In 2004, W + K opened an office in Shanghai. This brought the company's number of overseas offices to four, with additional offices in London, Amsterdam, and Tokyo. W + K also had U.S. offices in New York and Portland. The company had billings of about $875 million and a staff of 523. Within W + K, a new generation of managers was being recruited as Wieden began to look toward retirement.
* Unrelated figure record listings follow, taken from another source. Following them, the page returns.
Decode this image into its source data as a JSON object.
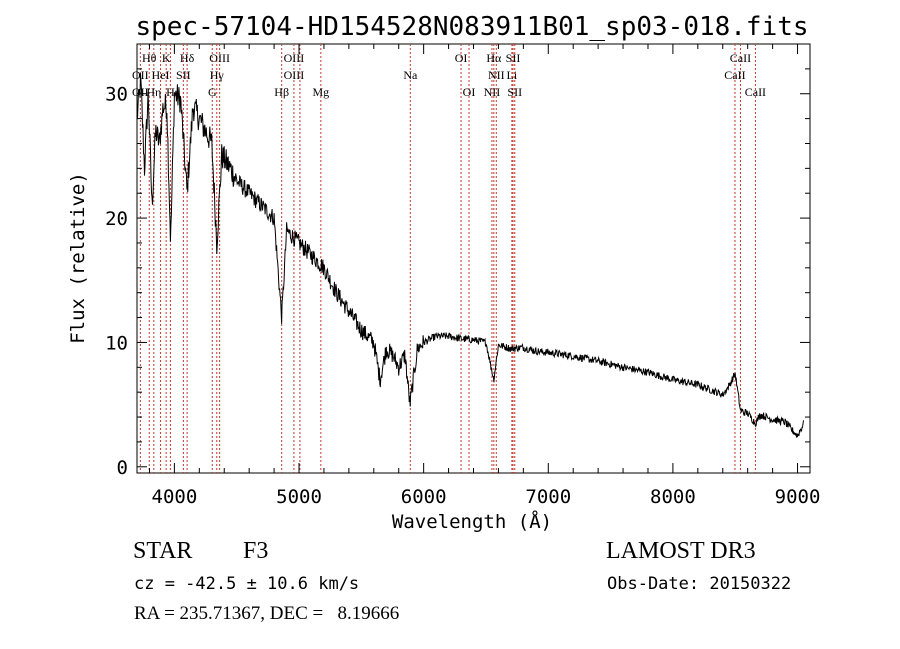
{
  "chart_data": {
    "type": "line",
    "title": "spec-57104-HD154528N083911B01_sp03-018.fits",
    "xlabel": "Wavelength (Å)",
    "ylabel": "Flux (relative)",
    "xlim": [
      3700,
      9100
    ],
    "ylim": [
      -0.5,
      34
    ],
    "xticks": [
      4000,
      5000,
      6000,
      7000,
      8000,
      9000
    ],
    "yticks": [
      0,
      10,
      20,
      30
    ],
    "grid": false,
    "series": [
      {
        "name": "spectrum",
        "x": [
          3700,
          3730,
          3760,
          3790,
          3820,
          3850,
          3880,
          3910,
          3940,
          3970,
          4000,
          4050,
          4101,
          4150,
          4200,
          4250,
          4300,
          4340,
          4380,
          4450,
          4500,
          4600,
          4700,
          4800,
          4861,
          4900,
          5000,
          5100,
          5200,
          5300,
          5400,
          5500,
          5600,
          5650,
          5700,
          5750,
          5800,
          5850,
          5890,
          5950,
          6000,
          6100,
          6200,
          6300,
          6400,
          6500,
          6563,
          6600,
          6700,
          6800,
          6900,
          7000,
          7200,
          7400,
          7600,
          7800,
          8000,
          8200,
          8400,
          8450,
          8500,
          8542,
          8600,
          8662,
          8700,
          8800,
          8900,
          8950,
          9000,
          9050
        ],
        "y": [
          28,
          31,
          24,
          30,
          21,
          27,
          26,
          29,
          29,
          18,
          30,
          29.5,
          22,
          29,
          28,
          27,
          26,
          18,
          25,
          24,
          23,
          22,
          21,
          20,
          12,
          19,
          18,
          17,
          16,
          14,
          12.5,
          11,
          10,
          7,
          9.5,
          9,
          8,
          9,
          5,
          9.5,
          10,
          10.5,
          10.5,
          10.3,
          10.2,
          10,
          7,
          9.8,
          9.5,
          9.6,
          9.3,
          9.2,
          8.9,
          8.5,
          8.0,
          7.6,
          7.0,
          6.6,
          5.8,
          6.5,
          7.5,
          4.5,
          4.3,
          3.5,
          4.2,
          3.8,
          3.6,
          3.0,
          2.5,
          3.5
        ]
      }
    ],
    "spectral_lines": [
      {
        "row": 0,
        "label": "Hθ",
        "wavelength": 3798
      },
      {
        "row": 0,
        "label": "K",
        "wavelength": 3934
      },
      {
        "row": 0,
        "label": "Hδ",
        "wavelength": 4102
      },
      {
        "row": 0,
        "label": "OIII",
        "wavelength": 4363
      },
      {
        "row": 0,
        "label": "OIII",
        "wavelength": 4959
      },
      {
        "row": 0,
        "label": "OI",
        "wavelength": 6300
      },
      {
        "row": 0,
        "label": "Hα",
        "wavelength": 6563
      },
      {
        "row": 0,
        "label": "SII",
        "wavelength": 6717
      },
      {
        "row": 0,
        "label": "CaII",
        "wavelength": 8542
      },
      {
        "row": 1,
        "label": "OII",
        "wavelength": 3727
      },
      {
        "row": 1,
        "label": "HeI",
        "wavelength": 3889
      },
      {
        "row": 1,
        "label": "SII",
        "wavelength": 4072
      },
      {
        "row": 1,
        "label": "Hγ",
        "wavelength": 4340
      },
      {
        "row": 1,
        "label": "OIII",
        "wavelength": 4959
      },
      {
        "row": 1,
        "label": "Na",
        "wavelength": 5893
      },
      {
        "row": 1,
        "label": "NII",
        "wavelength": 6583
      },
      {
        "row": 1,
        "label": "Li",
        "wavelength": 6708
      },
      {
        "row": 1,
        "label": "CaII",
        "wavelength": 8498
      },
      {
        "row": 2,
        "label": "OII",
        "wavelength": 3727
      },
      {
        "row": 2,
        "label": "Hη",
        "wavelength": 3835
      },
      {
        "row": 2,
        "label": "H",
        "wavelength": 3968
      },
      {
        "row": 2,
        "label": "G",
        "wavelength": 4304
      },
      {
        "row": 2,
        "label": "Hβ",
        "wavelength": 4861
      },
      {
        "row": 2,
        "label": "Mg",
        "wavelength": 5175
      },
      {
        "row": 2,
        "label": "OI",
        "wavelength": 6364
      },
      {
        "row": 2,
        "label": "NII",
        "wavelength": 6548
      },
      {
        "row": 2,
        "label": "SII",
        "wavelength": 6731
      },
      {
        "row": 2,
        "label": "CaII",
        "wavelength": 8662
      }
    ],
    "line_markers": [
      3727,
      3798,
      3835,
      3889,
      3934,
      3968,
      4072,
      4102,
      4304,
      4340,
      4363,
      4861,
      4959,
      5007,
      5175,
      5893,
      6300,
      6364,
      6548,
      6563,
      6583,
      6708,
      6717,
      6731,
      8498,
      8542,
      8662
    ],
    "line_color": "#c0392b"
  },
  "footer": {
    "object_class": "STAR",
    "subclass": "F3",
    "survey": "LAMOST DR3",
    "cz": "cz = -42.5 ± 10.6 km/s",
    "obs_date": "Obs-Date: 20150322",
    "coords": "RA = 235.71367, DEC =   8.19666"
  }
}
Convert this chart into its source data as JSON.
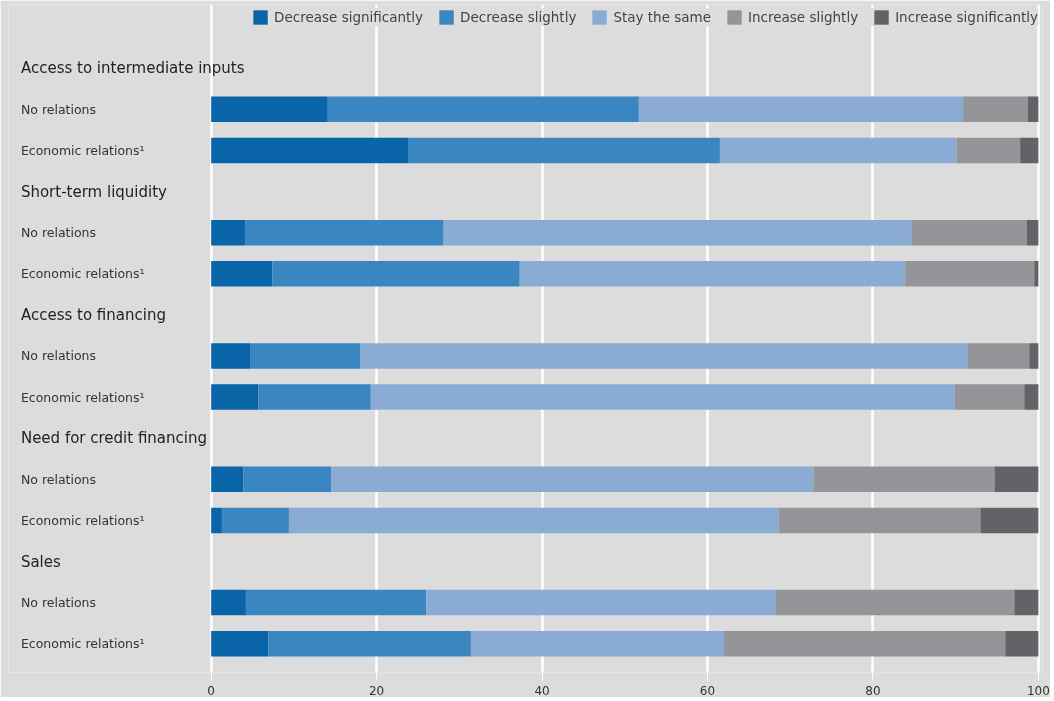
{
  "chart_data": {
    "type": "bar",
    "orientation": "horizontal",
    "stacked": true,
    "categories": [
      "Access to intermediate inputs",
      "No relations",
      "Economic relations¹",
      "Short-term liquidity",
      "No relations",
      "Economic relations¹",
      "Access to financing",
      "No relations",
      "Economic relations¹",
      "Need for credit financing",
      "No relations",
      "Economic relations¹",
      "Sales",
      "No relations",
      "Economic relations¹"
    ],
    "series": [
      {
        "name": "Decrease significantly",
        "color": "#0a64a8",
        "values": [
          null,
          14.1,
          23.8,
          null,
          4.1,
          7.4,
          null,
          4.7,
          5.7,
          null,
          3.9,
          1.3,
          null,
          4.2,
          6.9
        ]
      },
      {
        "name": "Decrease slightly",
        "color": "#3a86c0",
        "values": [
          null,
          37.6,
          37.7,
          null,
          24.0,
          29.9,
          null,
          13.3,
          13.6,
          null,
          10.6,
          8.1,
          null,
          21.8,
          24.5
        ]
      },
      {
        "name": "Stay the same",
        "color": "#89abd4",
        "values": [
          null,
          39.2,
          28.6,
          null,
          56.6,
          46.6,
          null,
          73.4,
          70.6,
          null,
          58.3,
          59.2,
          null,
          42.2,
          30.6
        ]
      },
      {
        "name": "Increase slightly",
        "color": "#939598",
        "values": [
          null,
          7.8,
          7.7,
          null,
          13.9,
          15.6,
          null,
          7.5,
          8.4,
          null,
          21.9,
          24.4,
          null,
          28.9,
          34.0
        ]
      },
      {
        "name": "Increase significantly",
        "color": "#626366",
        "values": [
          null,
          1.3,
          2.2,
          null,
          1.4,
          0.5,
          null,
          1.1,
          1.7,
          null,
          5.3,
          7.0,
          null,
          2.9,
          4.0
        ]
      }
    ],
    "xlim": [
      0,
      100
    ],
    "xticks": [
      0,
      20,
      40,
      60,
      80,
      100
    ],
    "grid": "x",
    "legend": "top"
  }
}
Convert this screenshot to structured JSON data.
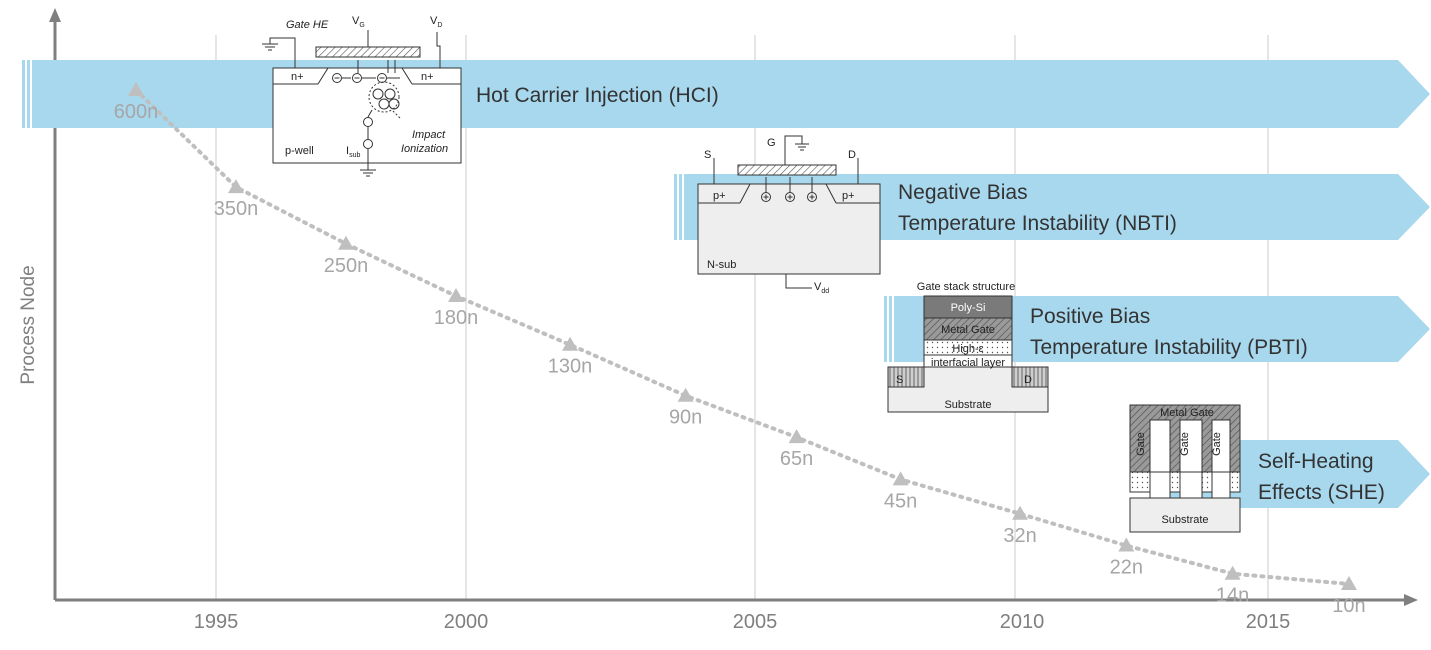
{
  "y_axis_label": "Process Node",
  "years": [
    "1995",
    "2000",
    "2005",
    "2010",
    "2015"
  ],
  "process_nodes": [
    {
      "label": "600n",
      "year": 1993.4
    },
    {
      "label": "350n",
      "year": 1995.4
    },
    {
      "label": "250n",
      "year": 1997.6
    },
    {
      "label": "180n",
      "year": 1999.8
    },
    {
      "label": "130n",
      "year": 2001.8
    },
    {
      "label": "90n",
      "year": 2003.8
    },
    {
      "label": "65n",
      "year": 2005.8
    },
    {
      "label": "45n",
      "year": 2007.8
    },
    {
      "label": "32n",
      "year": 2010.1
    },
    {
      "label": "22n",
      "year": 2012.2
    },
    {
      "label": "14n",
      "year": 2014.3
    },
    {
      "label": "10n",
      "year": 2016.6
    }
  ],
  "bands": {
    "hci": {
      "line1": "Hot Carrier Injection (HCI)"
    },
    "nbti": {
      "line1": "Negative Bias",
      "line2": "Temperature Instability (NBTI)"
    },
    "pbti": {
      "line1": "Positive Bias",
      "line2": "Temperature Instability (PBTI)"
    },
    "she": {
      "line1": "Self-Heating",
      "line2": "Effects (SHE)"
    }
  },
  "hci_diagram": {
    "gate_he": "Gate HE",
    "vg": "V",
    "vg_sub": "G",
    "vd": "V",
    "vd_sub": "D",
    "n_left": "n+",
    "n_right": "n+",
    "well": "p-well",
    "isub": "I",
    "isub_sub": "sub",
    "impact1": "Impact",
    "impact2": "Ionization"
  },
  "nbti_diagram": {
    "s": "S",
    "g": "G",
    "d": "D",
    "p_left": "p+",
    "p_right": "p+",
    "nsub": "N-sub",
    "vdd": "V",
    "vdd_sub": "dd"
  },
  "pbti_diagram": {
    "title": "Gate stack structure",
    "poly": "Poly-Si",
    "metal": "Metal Gate",
    "highk": "High-ε",
    "interfacial": "interfacial layer",
    "s": "S",
    "d": "D",
    "substrate": "Substrate"
  },
  "she_diagram": {
    "metal_gate": "Metal Gate",
    "gate1": "Gate",
    "gate2": "Gate",
    "gate3": "Gate",
    "substrate": "Substrate"
  },
  "colors": {
    "band": "#a8d8ee",
    "marker": "#bfbfbf",
    "node_text": "#a6a6a6",
    "axis": "#7f7f7f",
    "grid": "#bfbfbf"
  }
}
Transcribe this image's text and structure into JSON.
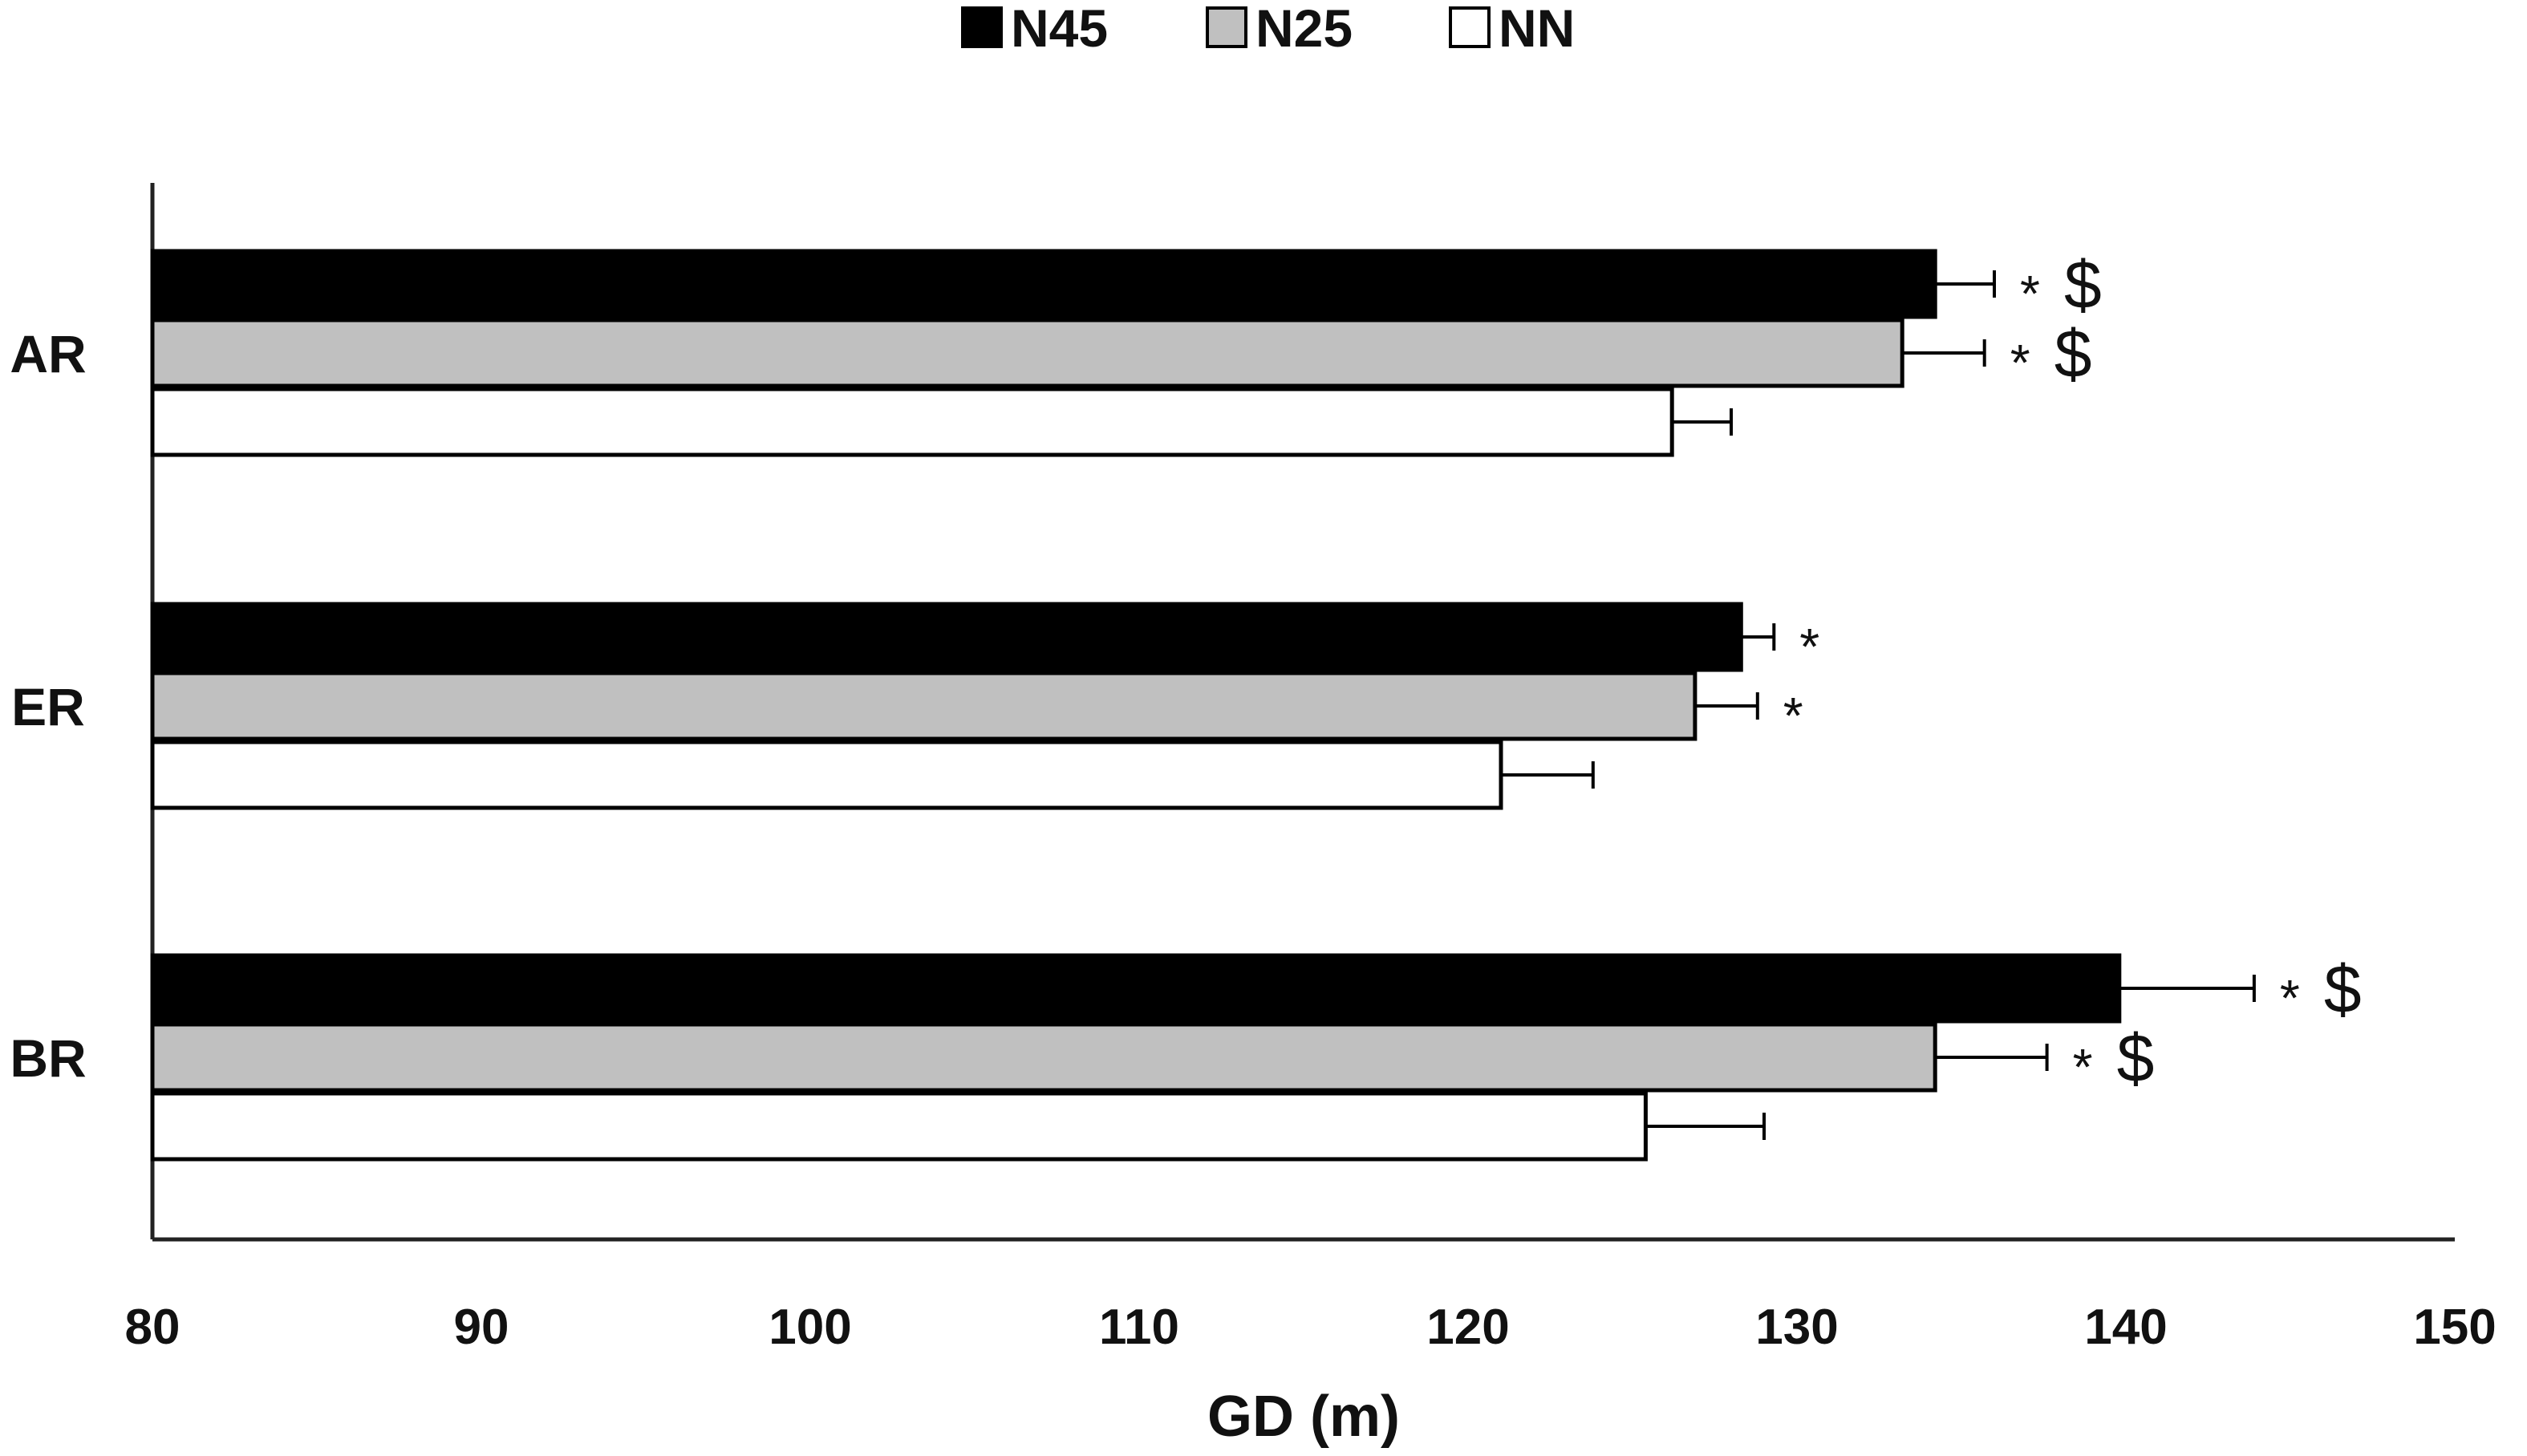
{
  "chart_data": {
    "type": "bar",
    "orientation": "horizontal",
    "categories": [
      "AR",
      "ER",
      "BR"
    ],
    "series": [
      {
        "name": "N45",
        "color": "#000000",
        "values": [
          134.2,
          128.3,
          139.8
        ],
        "errors": [
          1.8,
          1.0,
          4.1
        ],
        "annotations": [
          "* $",
          "*",
          "* $"
        ]
      },
      {
        "name": "N25",
        "color": "#c0c0c0",
        "values": [
          133.2,
          126.9,
          134.2
        ],
        "errors": [
          2.5,
          1.9,
          3.4
        ],
        "annotations": [
          "* $",
          "*",
          "* $"
        ]
      },
      {
        "name": "NN",
        "color": "#ffffff",
        "values": [
          126.2,
          121.0,
          125.4
        ],
        "errors": [
          1.8,
          2.8,
          3.6
        ],
        "annotations": [
          "",
          "",
          ""
        ]
      }
    ],
    "xlabel": "GD (m)",
    "ylabel": "",
    "title": "",
    "xlim": [
      80,
      150
    ],
    "xticks": [
      "80",
      "90",
      "100",
      "110",
      "120",
      "130",
      "140",
      "150"
    ],
    "grid": false,
    "legend_position": "top-center"
  }
}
Questions arose about the style of work W + K would produce without either Wieden or Kennedy, but one thing was certain: The contribution these two men had made to the field of advertising would continue to influence practitioners and agencies for years to come.

Key Dates:

1982:
Dan Wieden and David Kennedy open Wieden + Kennedy.
1988:
The company's "Just Do It" campaign for NIKE wins international publicity.
1991:
Advertising Age chooses W + K as its Agency of the Year.
1992:
W + K opens an office in Amsterdam.
1994:
W + K opens an office in Tokyo.
1995:
David Kennedy retires.
1998:
The company opens an office in London.
2000:
W + K moves its headquarters to a new space in Portland.
2004:
The company opens an office in Shanghai.

Further Reading

"America's 25 Most Fascinating Entrepreneurs," Inc., April 1, 2004.

Cooper, Ann, "The Wieden Angle," Advertising Age, January 1, 1990, p. 14.

Cuneo, Alice, "Wieden's Horizons; New Architecture; Portland Shop Revamps Office and Future Outlook," Advertising Age, May 15, 2000, p. 20.

Horton, Cleveland, "Wieden & Kennedy: Keeping Ad Game Fresh," Advertising Age, April 13, 1992, p. S3.

, "Wieden Minus Kennedy: Life Goes On," Advertising Age, June 7, 1993, p. 4.

LaBarre, Polly, "The Year of Learning Dangerously," FastCompany, December 2004, p. 34.

Lieber, Ron, "Creative Space," FastCompany, January 2001, p. 136.

Vagnoni, Anthony, "Wieden Scions Sprout Up As Execs at Far-Flung Shops," Advertising Age, October 25, 1999, p. 38.

Wentz, Laurel, "London Fog: A Tale of Two Agencies," Advertising Age, December 4, 2000, p. 16.